🤖 AI Summary
This work investigates whether safety alignment mechanisms in large language models (LLMs) fundamentally constrain their capacity to authentically embody morally ambiguous or malevolent roles. Addressing a critical gap in prior research—namely, the lack of systematic evaluation of antisocial role-playing—the authors introduce a four-level Moral Alignment Scale and the first dedicated benchmark, Moral RolePlay, designed specifically to assess villainous character enactment. The framework integrates fine-grained personality trait analysis with a large-scale, multi-dimensional evaluation protocol. Experimental results demonstrate a systematic trade-off: higher safety alignment consistently degrades model performance on adversarial traits such as deception and manipulation. This constitutes the first empirical evidence of an intrinsic tension between safety alignment and role-playing fidelity. The study thus provides both theoretical grounding and a quantifiable assessment toolkit for reconciling AI safety with creative, expressive applications. (149 words)
📝 Abstract
Large Language Models (LLMs) are increasingly tasked with creative generation, including the simulation of fictional characters. However, their ability to portray non-prosocial, antagonistic personas remains largely unexamined. We hypothesize that the safety alignment of modern LLMs creates a fundamental conflict with the task of authentically role-playing morally ambiguous or villainous characters.

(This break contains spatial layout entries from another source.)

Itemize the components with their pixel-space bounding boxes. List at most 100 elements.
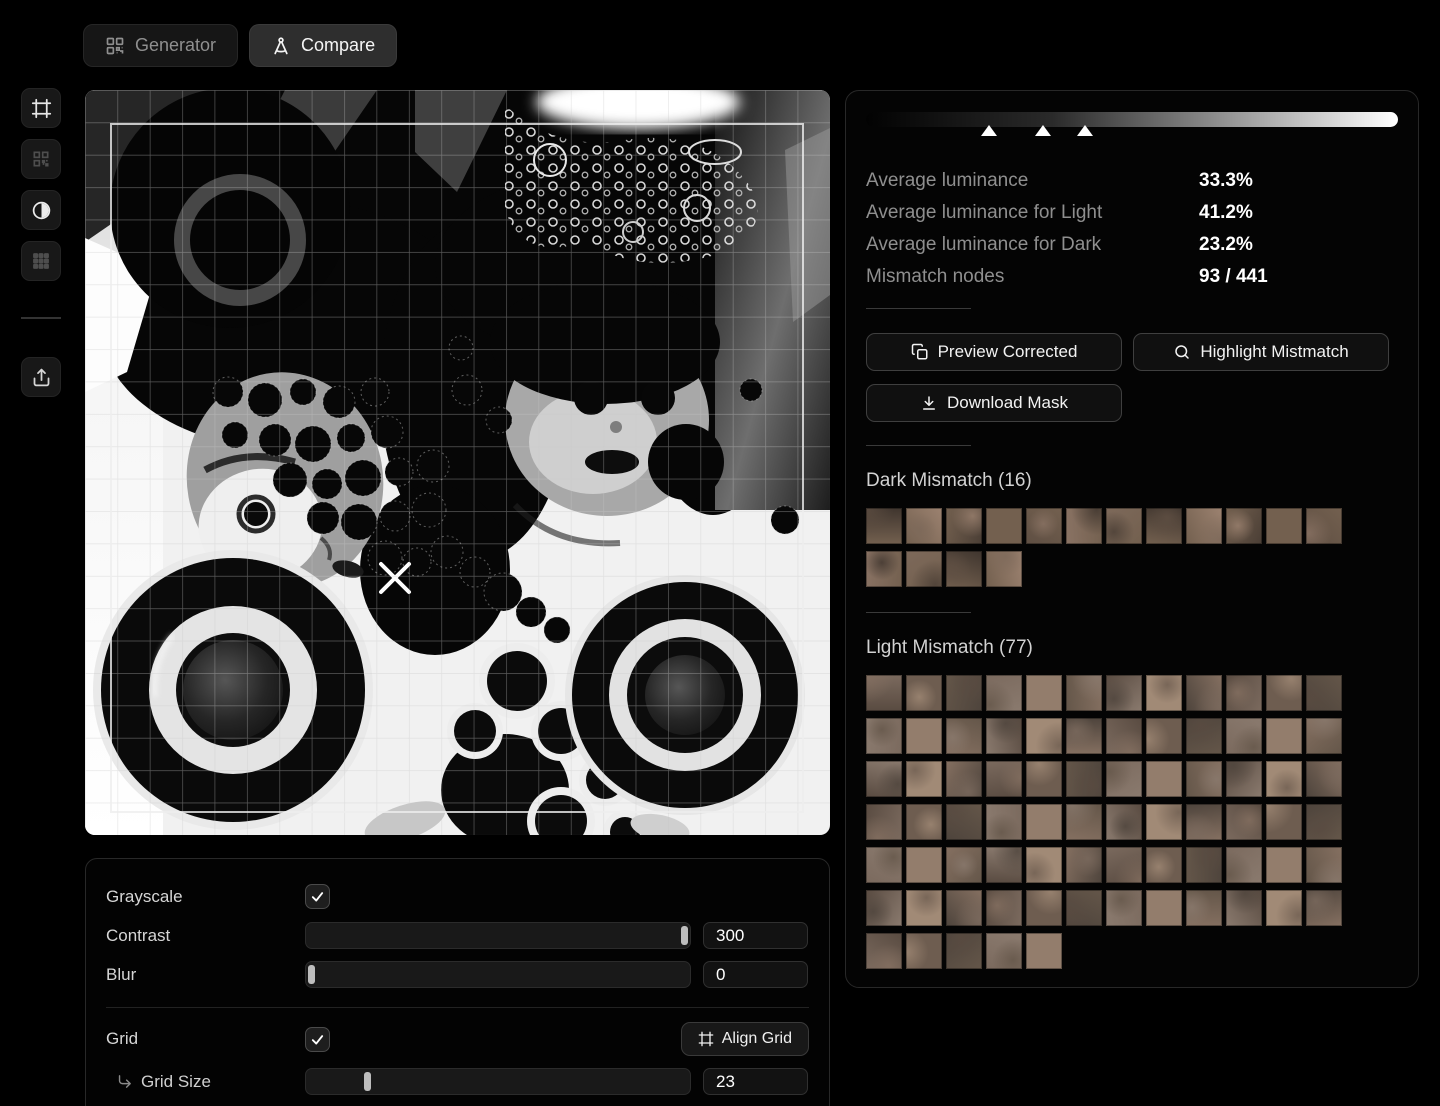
mismatch-thumbnail[interactable] xyxy=(946,718,982,754)
download-mask-button[interactable]: Download Mask xyxy=(866,384,1122,422)
tab-compare[interactable]: Compare xyxy=(249,24,397,67)
mismatch-thumbnail[interactable] xyxy=(1266,804,1302,840)
mismatch-thumbnail[interactable] xyxy=(1146,508,1182,544)
mismatch-thumbnail[interactable] xyxy=(1026,847,1062,883)
mismatch-thumbnail[interactable] xyxy=(1066,675,1102,711)
mismatch-thumbnail[interactable] xyxy=(986,847,1022,883)
luminance-marker[interactable] xyxy=(1077,125,1093,136)
mismatch-thumbnail[interactable] xyxy=(1306,847,1342,883)
mismatch-thumbnail[interactable] xyxy=(986,804,1022,840)
mismatch-thumbnail[interactable] xyxy=(986,933,1022,969)
mismatch-thumbnail[interactable] xyxy=(866,847,902,883)
mismatch-thumbnail[interactable] xyxy=(1186,675,1222,711)
mismatch-thumbnail[interactable] xyxy=(1106,804,1142,840)
mismatch-thumbnail[interactable] xyxy=(866,890,902,926)
mismatch-thumbnail[interactable] xyxy=(1186,508,1222,544)
mismatch-thumbnail[interactable] xyxy=(1186,804,1222,840)
preview-corrected-button[interactable]: Preview Corrected xyxy=(866,333,1122,371)
mismatch-thumbnail[interactable] xyxy=(946,933,982,969)
grid-size-value-input[interactable]: 23 xyxy=(703,1068,808,1095)
mismatch-thumbnail[interactable] xyxy=(1146,761,1182,797)
mismatch-thumbnail[interactable] xyxy=(986,675,1022,711)
grid-size-slider[interactable] xyxy=(305,1068,691,1095)
mismatch-thumbnail[interactable] xyxy=(906,718,942,754)
mismatch-thumbnail[interactable] xyxy=(1226,718,1262,754)
blur-slider[interactable] xyxy=(305,961,691,988)
slider-thumb[interactable] xyxy=(364,1072,371,1091)
mismatch-thumbnail[interactable] xyxy=(866,508,902,544)
upload-tool-button[interactable] xyxy=(21,357,61,397)
mismatch-thumbnail[interactable] xyxy=(986,718,1022,754)
mismatch-thumbnail[interactable] xyxy=(1186,718,1222,754)
mismatch-thumbnail[interactable] xyxy=(1186,761,1222,797)
mismatch-thumbnail[interactable] xyxy=(1106,890,1142,926)
blur-value-input[interactable]: 0 xyxy=(703,961,808,988)
mismatch-thumbnail[interactable] xyxy=(906,551,942,587)
mismatch-thumbnail[interactable] xyxy=(906,933,942,969)
slider-thumb[interactable] xyxy=(308,965,315,984)
mismatch-thumbnail[interactable] xyxy=(1026,933,1062,969)
mismatch-thumbnail[interactable] xyxy=(1266,761,1302,797)
contrast-value-input[interactable]: 300 xyxy=(703,922,808,949)
tab-generator[interactable]: Generator xyxy=(83,24,238,67)
mismatch-thumbnail[interactable] xyxy=(1026,718,1062,754)
mismatch-thumbnail[interactable] xyxy=(1026,804,1062,840)
align-grid-button[interactable]: Align Grid xyxy=(681,1022,809,1056)
mismatch-thumbnail[interactable] xyxy=(1266,508,1302,544)
mismatch-thumbnail[interactable] xyxy=(1306,804,1342,840)
mismatch-thumbnail[interactable] xyxy=(1106,675,1142,711)
mismatch-thumbnail[interactable] xyxy=(1226,890,1262,926)
mismatch-thumbnail[interactable] xyxy=(946,890,982,926)
mismatch-thumbnail[interactable] xyxy=(946,847,982,883)
mismatch-thumbnail[interactable] xyxy=(1226,761,1262,797)
mismatch-thumbnail[interactable] xyxy=(1146,847,1182,883)
mismatch-thumbnail[interactable] xyxy=(946,508,982,544)
mismatch-thumbnail[interactable] xyxy=(906,508,942,544)
grid-tool-button[interactable] xyxy=(21,241,61,281)
contrast-tool-button[interactable] xyxy=(21,190,61,230)
mismatch-thumbnail[interactable] xyxy=(1146,675,1182,711)
slider-thumb[interactable] xyxy=(681,926,688,945)
mismatch-thumbnail[interactable] xyxy=(1306,761,1342,797)
mismatch-thumbnail[interactable] xyxy=(1146,718,1182,754)
mismatch-thumbnail[interactable] xyxy=(1066,718,1102,754)
mismatch-thumbnail[interactable] xyxy=(986,761,1022,797)
mismatch-thumbnail[interactable] xyxy=(866,675,902,711)
mismatch-thumbnail[interactable] xyxy=(1066,761,1102,797)
frame-tool-button[interactable] xyxy=(21,88,61,128)
preview-canvas[interactable] xyxy=(85,90,830,835)
mismatch-thumbnail[interactable] xyxy=(1226,675,1262,711)
mismatch-thumbnail[interactable] xyxy=(1026,761,1062,797)
mismatch-thumbnail[interactable] xyxy=(1226,804,1262,840)
mismatch-thumbnail[interactable] xyxy=(906,890,942,926)
mismatch-thumbnail[interactable] xyxy=(866,933,902,969)
mismatch-thumbnail[interactable] xyxy=(1066,804,1102,840)
mismatch-thumbnail[interactable] xyxy=(1026,675,1062,711)
mismatch-thumbnail[interactable] xyxy=(1026,890,1062,926)
luminance-marker[interactable] xyxy=(981,125,997,136)
mismatch-thumbnail[interactable] xyxy=(986,508,1022,544)
mismatch-thumbnail[interactable] xyxy=(1146,890,1182,926)
mismatch-thumbnail[interactable] xyxy=(1306,890,1342,926)
mismatch-thumbnail[interactable] xyxy=(1106,718,1142,754)
mismatch-thumbnail[interactable] xyxy=(906,847,942,883)
mismatch-thumbnail[interactable] xyxy=(1066,890,1102,926)
mismatch-thumbnail[interactable] xyxy=(1186,890,1222,926)
highlight-mismatch-button[interactable]: Highlight Mistmatch xyxy=(1133,333,1389,371)
luminance-marker[interactable] xyxy=(1035,125,1051,136)
mismatch-thumbnail[interactable] xyxy=(986,551,1022,587)
mismatch-thumbnail[interactable] xyxy=(1066,847,1102,883)
mismatch-thumbnail[interactable] xyxy=(1106,761,1142,797)
luminance-gradient-bar[interactable] xyxy=(866,112,1398,127)
mismatch-thumbnail[interactable] xyxy=(1266,718,1302,754)
mismatch-thumbnail[interactable] xyxy=(1306,718,1342,754)
mismatch-thumbnail[interactable] xyxy=(906,761,942,797)
mismatch-thumbnail[interactable] xyxy=(986,890,1022,926)
mismatch-thumbnail[interactable] xyxy=(866,804,902,840)
mismatch-thumbnail[interactable] xyxy=(906,675,942,711)
mismatch-thumbnail[interactable] xyxy=(946,761,982,797)
mismatch-thumbnail[interactable] xyxy=(1226,847,1262,883)
mismatch-thumbnail[interactable] xyxy=(1106,508,1142,544)
mismatch-thumbnail[interactable] xyxy=(946,675,982,711)
mismatch-thumbnail[interactable] xyxy=(1306,508,1342,544)
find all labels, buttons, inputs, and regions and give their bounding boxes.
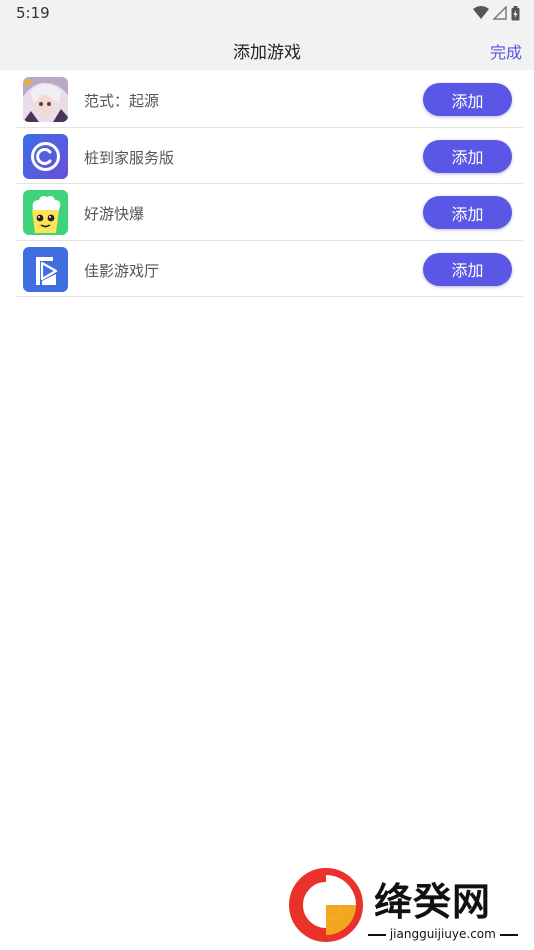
status-bar: 5:19: [0, 0, 534, 26]
list-item: 范式：起源 添加: [17, 71, 523, 128]
blue-play-logo-icon: [23, 246, 68, 292]
header-bar: 添加游戏 完成: [0, 26, 534, 70]
list-item: 佳影游戏厅 添加: [17, 241, 523, 297]
watermark-dash-right: [499, 933, 518, 936]
popcorn-face-icon: [23, 190, 68, 235]
add-button[interactable]: 添加: [423, 139, 512, 173]
watermark-dash-left: [368, 933, 386, 936]
add-button[interactable]: 添加: [423, 196, 512, 229]
list-item: 桩到家服务版 添加: [17, 128, 523, 184]
app-name: 佳影游戏厅: [84, 261, 160, 280]
wifi-icon: [473, 6, 489, 19]
page-title: 添加游戏: [233, 43, 301, 63]
watermark: 绛癸网 jiangguijiuye.com: [288, 865, 528, 945]
battery-icon: [511, 5, 520, 20]
blue-c-logo-icon: [23, 133, 68, 179]
done-button[interactable]: 完成: [490, 39, 522, 63]
status-time: 5:19: [16, 4, 50, 22]
app-name: 好游快爆: [84, 205, 145, 223]
app-name: 范式：起源: [84, 92, 160, 110]
list-item: 好游快爆 添加: [17, 184, 523, 241]
watermark-brand: 绛癸网: [374, 879, 492, 924]
watermark-url-text: jiangguijiuye.com: [389, 927, 496, 941]
watermark-logo-icon: [289, 868, 363, 942]
game-list: 范式：起源 添加 桩到家服务版 添加 好游快爆 添加 佳影游戏厅 添加: [17, 71, 523, 297]
app-name: 桩到家服务版: [84, 148, 175, 167]
status-icons: [473, 5, 520, 21]
cell-signal-icon: [493, 6, 507, 20]
anime-character-icon: [23, 77, 68, 122]
add-button[interactable]: 添加: [423, 252, 512, 286]
add-button[interactable]: 添加: [423, 83, 512, 116]
watermark-url: jiangguijiuye.com: [368, 927, 518, 941]
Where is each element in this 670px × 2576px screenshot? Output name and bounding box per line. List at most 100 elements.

To investigate this, we introduce the Moral RolePlay benchmark, a new dataset featuring a four-level moral alignment scale and a balanced test set for rigorous evaluation. We task state-of-the-art LLMs with role-playing characters from moral paragons to pure villains. Our large-scale evaluation reveals a consistent, monotonic decline in role-playing fidelity as character morality decreases. We find that models struggle most with traits directly antithetical to safety principles, such as ``Deceitful''and ``Manipulative'', often substituting nuanced malevolence with superficial aggression. Furthermore, we demonstrate that general chatbot proficiency is a poor predictor of villain role-playing ability, with highly safety-aligned models performing particularly poorly. Our work provides the first systematic evidence of this critical limitation, highlighting a key tension between model safety and creative fidelity. Our benchmark and findings pave the way for developing more nuanced, context-aware alignment methods.